“È impossibile che due ragazze disabili non siano ancora riuscite a farsi una doccia, sono passate due settimane”.

Sono le parole di Luciana, mamma caregiver di Sestu di due figlie disabili di 34 e 40 anni, risultata positiva al coronavirus. Da giorni chiede alle istituzioni locali e al personale sanitario se possa far entrare in casa qualcuno che assista le figlie, anche loro in isolamento.

Cronistoria di un sistema che non funziona

Tutto comincia il 19 ottobre, quando Luciana entra in contatto con una persona in isolamento fiduciario senza però rispettare la quarantena, nonostante ancora non avesse avuto l’esito del tampone. “Appena l’ho saputo mi sono immediatamente isolata per non mettere in pericolo le mie figlie” spiega Luciana, che il 24 ottobre viene anche lei sottoposta a tampone.

“Il 26 ottobre scopro di essere positiva, e lì sono cominciati i guai”. Le figlie di Luciana fanno il tampone il 27, fortunatamente l’esito è negativo. Tuttavia, i rischi di essere state contagiate dalla madre nelle ultime ore sono tanti, quindi per questioni di sicurezza l’Ats decide di sottoporle a quarantena fino al prossimo 9 novembre.

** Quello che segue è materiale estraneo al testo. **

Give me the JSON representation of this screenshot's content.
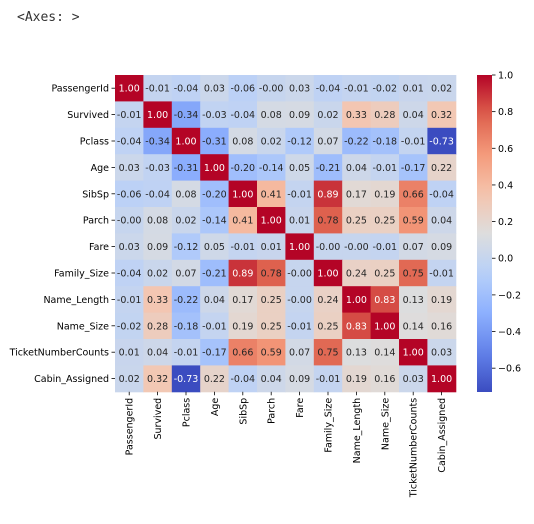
{
  "output_text": "<Axes: >",
  "chart_data": {
    "type": "heatmap",
    "x_labels": [
      "PassengerId",
      "Survived",
      "Pclass",
      "Age",
      "SibSp",
      "Parch",
      "Fare",
      "Family_Size",
      "Name_Length",
      "Name_Size",
      "TicketNumberCounts",
      "Cabin_Assigned"
    ],
    "y_labels": [
      "PassengerId",
      "Survived",
      "Pclass",
      "Age",
      "SibSp",
      "Parch",
      "Fare",
      "Family_Size",
      "Name_Length",
      "Name_Size",
      "TicketNumberCounts",
      "Cabin_Assigned"
    ],
    "values": [
      [
        1.0,
        -0.01,
        -0.04,
        0.03,
        -0.06,
        -0.0,
        0.03,
        -0.04,
        -0.01,
        -0.02,
        0.01,
        0.02
      ],
      [
        -0.01,
        1.0,
        -0.34,
        -0.03,
        -0.04,
        0.08,
        0.09,
        0.02,
        0.33,
        0.28,
        0.04,
        0.32
      ],
      [
        -0.04,
        -0.34,
        1.0,
        -0.31,
        0.08,
        0.02,
        -0.12,
        0.07,
        -0.22,
        -0.18,
        -0.01,
        -0.73
      ],
      [
        0.03,
        -0.03,
        -0.31,
        1.0,
        -0.2,
        -0.14,
        0.05,
        -0.21,
        0.04,
        -0.01,
        -0.17,
        0.22
      ],
      [
        -0.06,
        -0.04,
        0.08,
        -0.2,
        1.0,
        0.41,
        -0.01,
        0.89,
        0.17,
        0.19,
        0.66,
        -0.04
      ],
      [
        -0.0,
        0.08,
        0.02,
        -0.14,
        0.41,
        1.0,
        0.01,
        0.78,
        0.25,
        0.25,
        0.59,
        0.04
      ],
      [
        0.03,
        0.09,
        -0.12,
        0.05,
        -0.01,
        0.01,
        1.0,
        -0.0,
        -0.0,
        -0.01,
        0.07,
        0.09
      ],
      [
        -0.04,
        0.02,
        0.07,
        -0.21,
        0.89,
        0.78,
        -0.0,
        1.0,
        0.24,
        0.25,
        0.75,
        -0.01
      ],
      [
        -0.01,
        0.33,
        -0.22,
        0.04,
        0.17,
        0.25,
        -0.0,
        0.24,
        1.0,
        0.83,
        0.13,
        0.19
      ],
      [
        -0.02,
        0.28,
        -0.18,
        -0.01,
        0.19,
        0.25,
        -0.01,
        0.25,
        0.83,
        1.0,
        0.14,
        0.16
      ],
      [
        0.01,
        0.04,
        -0.01,
        -0.17,
        0.66,
        0.59,
        0.07,
        0.75,
        0.13,
        0.14,
        1.0,
        0.03
      ],
      [
        0.02,
        0.32,
        -0.73,
        0.22,
        -0.04,
        0.04,
        0.09,
        -0.01,
        0.19,
        0.16,
        0.03,
        1.0
      ]
    ],
    "colormap": "coolwarm",
    "vmin": -0.73,
    "vmax": 1.0,
    "annotations": true,
    "colorbar_ticks": [
      "1.0",
      "0.8",
      "0.6",
      "0.4",
      "0.2",
      "0.0",
      "−0.2",
      "−0.4",
      "−0.6"
    ],
    "colorbar_tick_values": [
      1.0,
      0.8,
      0.6,
      0.4,
      0.2,
      0.0,
      -0.2,
      -0.4,
      -0.6
    ]
  }
}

Ma dopo il terzo giorno di quarantena Luciana si attacca al telefono, tempestando di chiamate i numeri del Servizio Igiene e Sanità pubblica. Il motivo è semplice: “Ho chiesto, visto che le mie due figlie sono disabili, se fosse possibile, con tutte le precauzioni possibili, far entrare qualcuno che le aiutasse nella loro igiene personale”. All’altro capo del telefono prendono un giorno di tempo per pensarci. Ma 24 ore dopo Luciana si sente dire di rivolgersi ai Servizi sociali.

Il giorno seguente Luciana ci riprova: “Sì” le dicono al telefono, “con le adeguate protezioni, guanti e mascherina Ffp2 si può fare”. Passano dieci minuti e arriva il dietrofront: “No, voglio consultarmi prima con un responsabile”. Finché, passato un altro giorno, Luciana si sente dire che “ci sono comunque rischi” e, di nuovo, invitata a rivolgersi ai Servizi sociali.

Risultato: dalla prima telefonata sono passati, a oggi 7 novembre, 11 giorni. 

“Istituzioni assenti, sia quelle locali che quelle regionali”

“Se prima riuscivo a sentire il personale sanitario almeno una volta al giorno per accertamenti sul mio stato di salute, dalla scorsa domenica nessuno si è fatto più sentire” spiega Luciana, che intanto è riuscita a fare un secondo tampone per lei, il suo compagno e le figlie il 4 novembre.

“Ancora non sappiamo nulla, il sistema è in tilt e i servizi sono assenti. È tutto campato per aria, non ci sono protocolli che tutelino noi fasce deboli” è lo sfogo di Luciana. “Davvero nessuno riesce a dare risposte certe e a garantire l’assistenza a due persone disabili come le mie figlie?”